Remember that line in Clueless? “She’s a full-on Monet [...] It’s like a painting, see. From far away it’s okay, but up close it’s a big ol’ mess.”
Houses can be like that too, and a home inspection is your last chance as the buyer to find out what you’re really signing up for before you seal the deal.
Who Pays for the Home Inspection?
In almost all cases it’s the buyer’s responsibility to hire and pay for the home inspection. Typically you pay at the time of the inspection, but occasionally home inspectors will bill the client at closing.
Home inspections in Illinois cost around $350 per visit. And while that’s not an insignificant chunk of change, it’s money well spent to avoid costly and unforeseen issues down the road.
What Does the Home Inspector Look At?
According to the American Society of Home Inspectors (ASHI), as long as the systems and mechanicals are reasonably accessible the home inspector will review:
- Heating and cooling systems.
- Interior plumbing.
- Electrical systems.
- The roof.
- The attic and its insulation.
- Windows and doors.
- The foundation.
- The basement.
- Structural components.
You can review ASHI’s Standard of Practice for a more thorough understanding of what your inspector will and will not assess.
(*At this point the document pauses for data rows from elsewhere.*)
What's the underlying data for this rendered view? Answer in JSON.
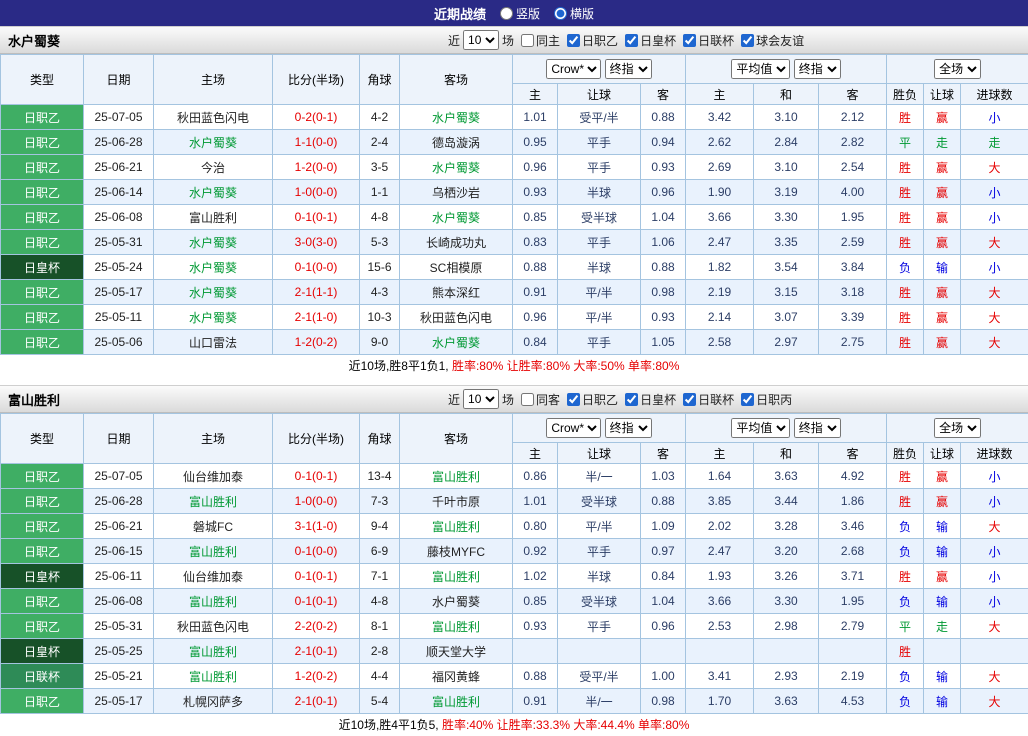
{
  "topbar": {
    "title": "近期战绩",
    "layout_options": [
      {
        "label": "竖版",
        "checked": false
      },
      {
        "label": "横版",
        "checked": true
      }
    ]
  },
  "league_colors": {
    "日职乙": "#3fae64",
    "日皇杯": "#175128",
    "日联杯": "#2e8b57"
  },
  "result_colors": {
    "胜": "#e60000",
    "平": "#009933",
    "负": "#0000e0",
    "赢": "#e60000",
    "走": "#009933",
    "输": "#0000e0",
    "大": "#e60000",
    "小": "#0000e0"
  },
  "sections": [
    {
      "team": "水户蜀葵",
      "filter": {
        "near_label": "近",
        "games": "10",
        "games_suffix": "场",
        "same": {
          "label": "同主",
          "checked": false
        },
        "leagues": [
          {
            "label": "日职乙",
            "checked": true
          },
          {
            "label": "日皇杯",
            "checked": true
          },
          {
            "label": "日联杯",
            "checked": true
          },
          {
            "label": "球会友谊",
            "checked": true
          }
        ]
      },
      "table": {
        "columns": [
          "类型",
          "日期",
          "主场",
          "比分(半场)",
          "角球",
          "客场"
        ],
        "odds_group": {
          "bookmaker": "Crow*",
          "stage": "终指",
          "sub": [
            "主",
            "让球",
            "客"
          ]
        },
        "avg_group": {
          "name": "平均值",
          "stage": "终指",
          "sub": [
            "主",
            "和",
            "客"
          ]
        },
        "result_group": {
          "scope": "全场",
          "sub": [
            "胜负",
            "让球",
            "进球数"
          ]
        },
        "rows": [
          {
            "league": "日职乙",
            "date": "25-07-05",
            "home": "秋田蓝色闪电",
            "score": "0-2(0-1)",
            "corner": "4-2",
            "away": "水户蜀葵",
            "odds": [
              "1.01",
              "受平/半",
              "0.88"
            ],
            "avg": [
              "3.42",
              "3.10",
              "2.12"
            ],
            "results": [
              "胜",
              "赢",
              "小"
            ]
          },
          {
            "league": "日职乙",
            "date": "25-06-28",
            "home": "水户蜀葵",
            "score": "1-1(0-0)",
            "corner": "2-4",
            "away": "德岛漩涡",
            "odds": [
              "0.95",
              "平手",
              "0.94"
            ],
            "avg": [
              "2.62",
              "2.84",
              "2.82"
            ],
            "results": [
              "平",
              "走",
              "走"
            ]
          },
          {
            "league": "日职乙",
            "date": "25-06-21",
            "home": "今治",
            "score": "1-2(0-0)",
            "corner": "3-5",
            "away": "水户蜀葵",
            "odds": [
              "0.96",
              "平手",
              "0.93"
            ],
            "avg": [
              "2.69",
              "3.10",
              "2.54"
            ],
            "results": [
              "胜",
              "赢",
              "大"
            ]
          },
          {
            "league": "日职乙",
            "date": "25-06-14",
            "home": "水户蜀葵",
            "score": "1-0(0-0)",
            "corner": "1-1",
            "away": "乌栖沙岩",
            "odds": [
              "0.93",
              "半球",
              "0.96"
            ],
            "avg": [
              "1.90",
              "3.19",
              "4.00"
            ],
            "results": [
              "胜",
              "赢",
              "小"
            ]
          },
          {
            "league": "日职乙",
            "date": "25-06-08",
            "home": "富山胜利",
            "score": "0-1(0-1)",
            "corner": "4-8",
            "away": "水户蜀葵",
            "odds": [
              "0.85",
              "受半球",
              "1.04"
            ],
            "avg": [
              "3.66",
              "3.30",
              "1.95"
            ],
            "results": [
              "胜",
              "赢",
              "小"
            ]
          },
          {
            "league": "日职乙",
            "date": "25-05-31",
            "home": "水户蜀葵",
            "score": "3-0(3-0)",
            "corner": "5-3",
            "away": "长崎成功丸",
            "odds": [
              "0.83",
              "平手",
              "1.06"
            ],
            "avg": [
              "2.47",
              "3.35",
              "2.59"
            ],
            "results": [
              "胜",
              "赢",
              "大"
            ]
          },
          {
            "league": "日皇杯",
            "date": "25-05-24",
            "home": "水户蜀葵",
            "score": "0-1(0-0)",
            "corner": "15-6",
            "away": "SC相模原",
            "odds": [
              "0.88",
              "半球",
              "0.88"
            ],
            "avg": [
              "1.82",
              "3.54",
              "3.84"
            ],
            "results": [
              "负",
              "输",
              "小"
            ]
          },
          {
            "league": "日职乙",
            "date": "25-05-17",
            "home": "水户蜀葵",
            "score": "2-1(1-1)",
            "corner": "4-3",
            "away": "熊本深红",
            "odds": [
              "0.91",
              "平/半",
              "0.98"
            ],
            "avg": [
              "2.19",
              "3.15",
              "3.18"
            ],
            "results": [
              "胜",
              "赢",
              "大"
            ]
          },
          {
            "league": "日职乙",
            "date": "25-05-11",
            "home": "水户蜀葵",
            "score": "2-1(1-0)",
            "corner": "10-3",
            "away": "秋田蓝色闪电",
            "odds": [
              "0.96",
              "平/半",
              "0.93"
            ],
            "avg": [
              "2.14",
              "3.07",
              "3.39"
            ],
            "results": [
              "胜",
              "赢",
              "大"
            ]
          },
          {
            "league": "日职乙",
            "date": "25-05-06",
            "home": "山口雷法",
            "score": "1-2(0-2)",
            "corner": "9-0",
            "away": "水户蜀葵",
            "odds": [
              "0.84",
              "平手",
              "1.05"
            ],
            "avg": [
              "2.58",
              "2.97",
              "2.75"
            ],
            "results": [
              "胜",
              "赢",
              "大"
            ]
          }
        ]
      },
      "summary": {
        "record": "近10场,胜8平1负1, ",
        "stats": "胜率:80% 让胜率:80% 大率:50% 单率:80%"
      }
    },
    {
      "team": "富山胜利",
      "filter": {
        "near_label": "近",
        "games": "10",
        "games_suffix": "场",
        "same": {
          "label": "同客",
          "checked": false
        },
        "leagues": [
          {
            "label": "日职乙",
            "checked": true
          },
          {
            "label": "日皇杯",
            "checked": true
          },
          {
            "label": "日联杯",
            "checked": true
          },
          {
            "label": "日职丙",
            "checked": true
          }
        ]
      },
      "table": {
        "columns": [
          "类型",
          "日期",
          "主场",
          "比分(半场)",
          "角球",
          "客场"
        ],
        "odds_group": {
          "bookmaker": "Crow*",
          "stage": "终指",
          "sub": [
            "主",
            "让球",
            "客"
          ]
        },
        "avg_group": {
          "name": "平均值",
          "stage": "终指",
          "sub": [
            "主",
            "和",
            "客"
          ]
        },
        "result_group": {
          "scope": "全场",
          "sub": [
            "胜负",
            "让球",
            "进球数"
          ]
        },
        "rows": [
          {
            "league": "日职乙",
            "date": "25-07-05",
            "home": "仙台维加泰",
            "score": "0-1(0-1)",
            "corner": "13-4",
            "away": "富山胜利",
            "odds": [
              "0.86",
              "半/一",
              "1.03"
            ],
            "avg": [
              "1.64",
              "3.63",
              "4.92"
            ],
            "results": [
              "胜",
              "赢",
              "小"
            ]
          },
          {
            "league": "日职乙",
            "date": "25-06-28",
            "home": "富山胜利",
            "score": "1-0(0-0)",
            "corner": "7-3",
            "away": "千叶市原",
            "odds": [
              "1.01",
              "受半球",
              "0.88"
            ],
            "avg": [
              "3.85",
              "3.44",
              "1.86"
            ],
            "results": [
              "胜",
              "赢",
              "小"
            ]
          },
          {
            "league": "日职乙",
            "date": "25-06-21",
            "home": "磐城FC",
            "score": "3-1(1-0)",
            "corner": "9-4",
            "away": "富山胜利",
            "odds": [
              "0.80",
              "平/半",
              "1.09"
            ],
            "avg": [
              "2.02",
              "3.28",
              "3.46"
            ],
            "results": [
              "负",
              "输",
              "大"
            ]
          },
          {
            "league": "日职乙",
            "date": "25-06-15",
            "home": "富山胜利",
            "score": "0-1(0-0)",
            "corner": "6-9",
            "away": "藤枝MYFC",
            "odds": [
              "0.92",
              "平手",
              "0.97"
            ],
            "avg": [
              "2.47",
              "3.20",
              "2.68"
            ],
            "results": [
              "负",
              "输",
              "小"
            ]
          },
          {
            "league": "日皇杯",
            "date": "25-06-11",
            "home": "仙台维加泰",
            "score": "0-1(0-1)",
            "corner": "7-1",
            "away": "富山胜利",
            "odds": [
              "1.02",
              "半球",
              "0.84"
            ],
            "avg": [
              "1.93",
              "3.26",
              "3.71"
            ],
            "results": [
              "胜",
              "赢",
              "小"
            ]
          },
          {
            "league": "日职乙",
            "date": "25-06-08",
            "home": "富山胜利",
            "score": "0-1(0-1)",
            "corner": "4-8",
            "away": "水户蜀葵",
            "odds": [
              "0.85",
              "受半球",
              "1.04"
            ],
            "avg": [
              "3.66",
              "3.30",
              "1.95"
            ],
            "results": [
              "负",
              "输",
              "小"
            ]
          },
          {
            "league": "日职乙",
            "date": "25-05-31",
            "home": "秋田蓝色闪电",
            "score": "2-2(0-2)",
            "corner": "8-1",
            "away": "富山胜利",
            "odds": [
              "0.93",
              "平手",
              "0.96"
            ],
            "avg": [
              "2.53",
              "2.98",
              "2.79"
            ],
            "results": [
              "平",
              "走",
              "大"
            ]
          },
          {
            "league": "日皇杯",
            "date": "25-05-25",
            "home": "富山胜利",
            "score": "2-1(0-1)",
            "corner": "2-8",
            "away": "顺天堂大学",
            "odds": [
              "",
              "",
              ""
            ],
            "avg": [
              "",
              "",
              ""
            ],
            "results": [
              "胜",
              "",
              ""
            ]
          },
          {
            "league": "日联杯",
            "date": "25-05-21",
            "home": "富山胜利",
            "score": "1-2(0-2)",
            "corner": "4-4",
            "away": "福冈黄蜂",
            "odds": [
              "0.88",
              "受平/半",
              "1.00"
            ],
            "avg": [
              "3.41",
              "2.93",
              "2.19"
            ],
            "results": [
              "负",
              "输",
              "大"
            ]
          },
          {
            "league": "日职乙",
            "date": "25-05-17",
            "home": "札幌冈萨多",
            "score": "2-1(0-1)",
            "corner": "5-4",
            "away": "富山胜利",
            "odds": [
              "0.91",
              "半/一",
              "0.98"
            ],
            "avg": [
              "1.70",
              "3.63",
              "4.53"
            ],
            "results": [
              "负",
              "输",
              "大"
            ]
          }
        ]
      },
      "summary": {
        "record": "近10场,胜4平1负5, ",
        "stats": "胜率:40% 让胜率:33.3% 大率:44.4% 单率:80%"
      }
    }
  ]
}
How Long Will the Inspection Take?
Most single-family home inspections take between 2-4 hours to complete depending on the size and condition of the house. As the buyer, you should plan to attend the home inspection to take notes and ask questions as issues arise.
Typically you can expect a report within 24-48 hours which will include the findings, photos, and recommendations.
What Should You Do When You Receive the Inspection Report?
First of all, breathe! No home is perfect and it’s not uncommon to receive a long list of “problems.” However, many of the issues are likely to be minor - like cracks in the driveway, but others may be large - like lead pipes.
Work with your REALTOR® to decide on the next steps. Some problems might be deal-breakers, but the repair of many issues can be negotiated into the contract to be corrected by the seller either as an immediate repair or as a monetary credit.
“We’ve helped countless clients renegotiate contracts after home inspections,” says Zimmerman Group agent Emily Moore. “After looking at a home inspection, we can help you decide if you should ask for repairs upfront, renegotiate the price, or walk away.”